Closed berickson1 closed 3 years ago
I’m personally in favor of what you propose, but several other core contributors specifically want it this way, see: https://github.com/mdx-js/mdx/issues/865.
I'd argue that yarn/npm lock files protect from random breakages in existing projects. The biggest concern is that if any module you depend on has a vulnerability (and mdx packages haven't updated yet), there's little recourse for a consumer of mdx to upgrade it without doing explicit version pinning. Forcing an update of mdx to resolve a downstream vulnerability potentially introduces additional risks for projects as well.
Subject of the feature
Relax package.json dependency versions
Problem
Consumers of packages that define babel as a dependency (like remark-mdx) are forced to pull in a newer version of babel with updating this package. The package.json specifies an individual version of babel that can be used instead of a semver range. Without pulling in the latest version of this module, we're stuck on an older version of babel by default (7.10.5) (due to yarn lockfile de-duplication
yarn-deduplicate --strategy fewer
). After pulling the latest update of this module, we're forced to update to babel 7.11.1.Expected behavior
When updating remark-mdx (and other packages), we, as the package consumer, should be able to pick a compatible version of babel with the library instead of being required to select a specific version. If babel were to have a critical update/bug fix, we'd either need to manually change dependency version resolution or wait for this package to update/publish. Likewise, if a bug is introduced in babel and we pulled it in by updating this module, we'd need to downgrade this module.

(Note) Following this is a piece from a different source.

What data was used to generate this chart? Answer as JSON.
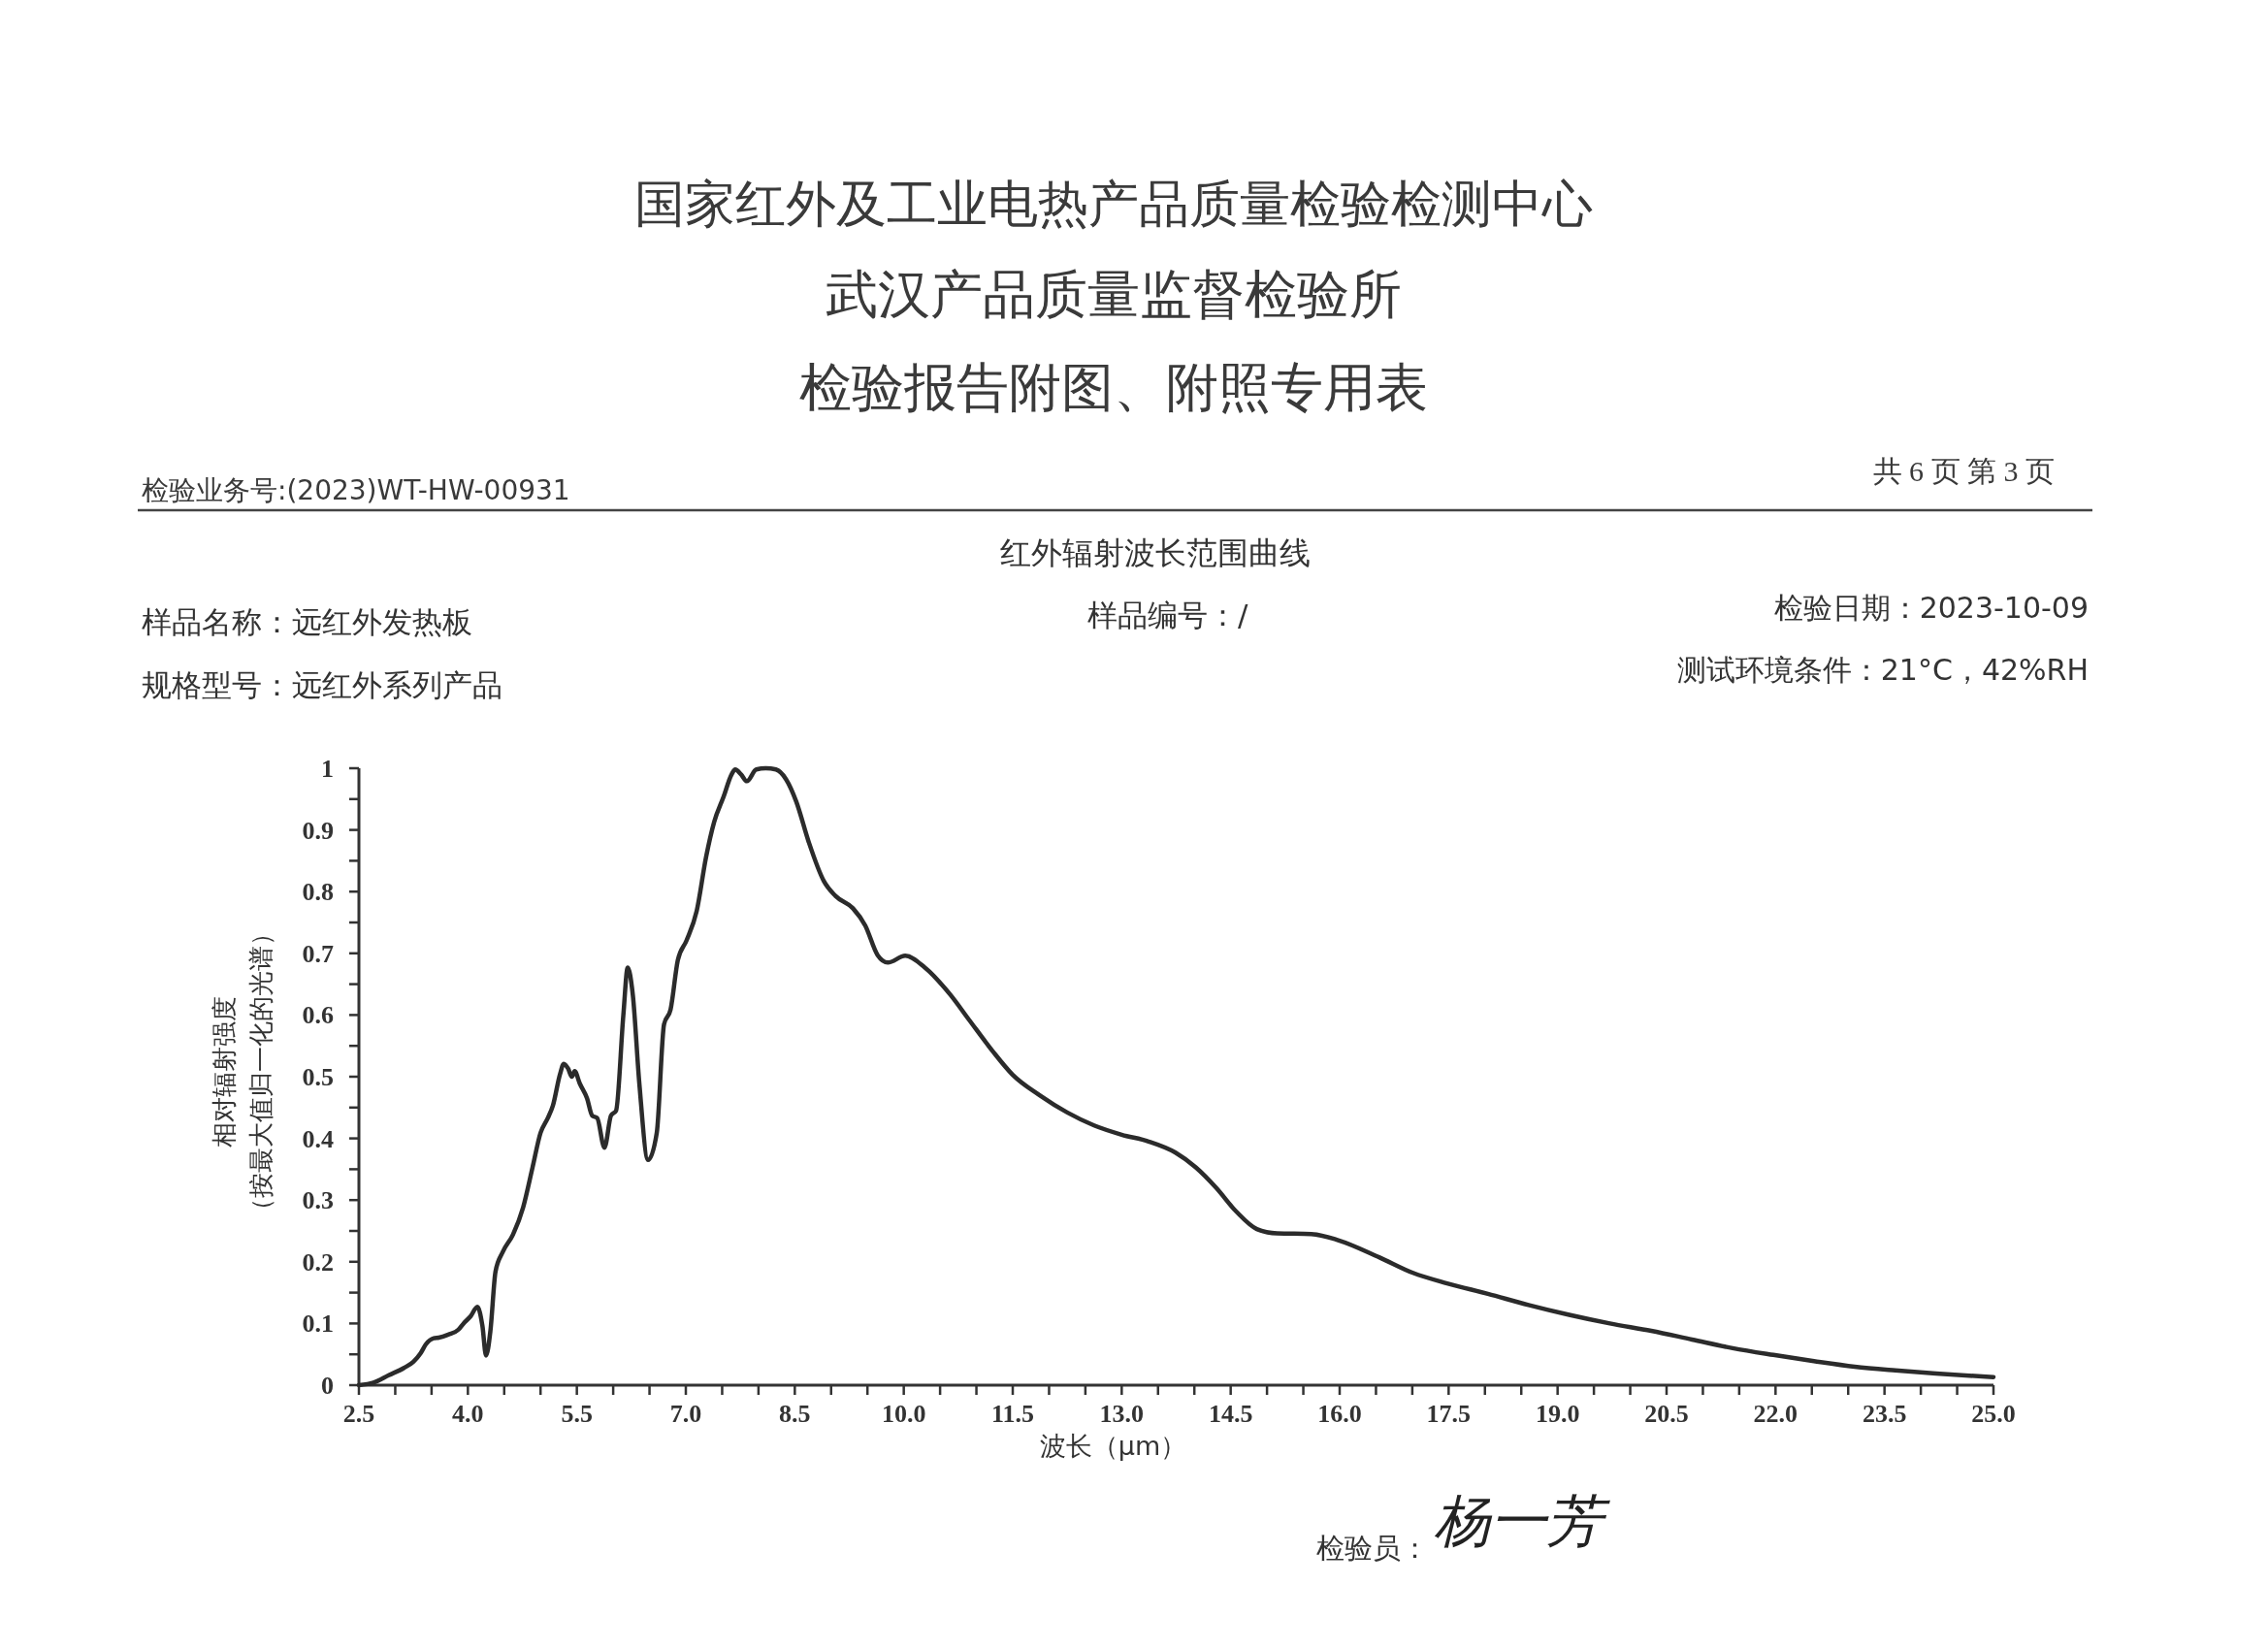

I would expect your package.json for something like babel to be:
"@babel/core":"^7.9.0"
(possibly some version slightly higher if there's a good reason) instead of"@babel/core":"7.9.0"
(in the latest case I realize it's 7.11.1, just providing an example)Alternatives
Caret, tilda or range versions for downstream dependencies. Ideally any solution would allow the consumer a bit more flexibility to upgrade/downgrade/manage their own dependencies without having to override module version resolution.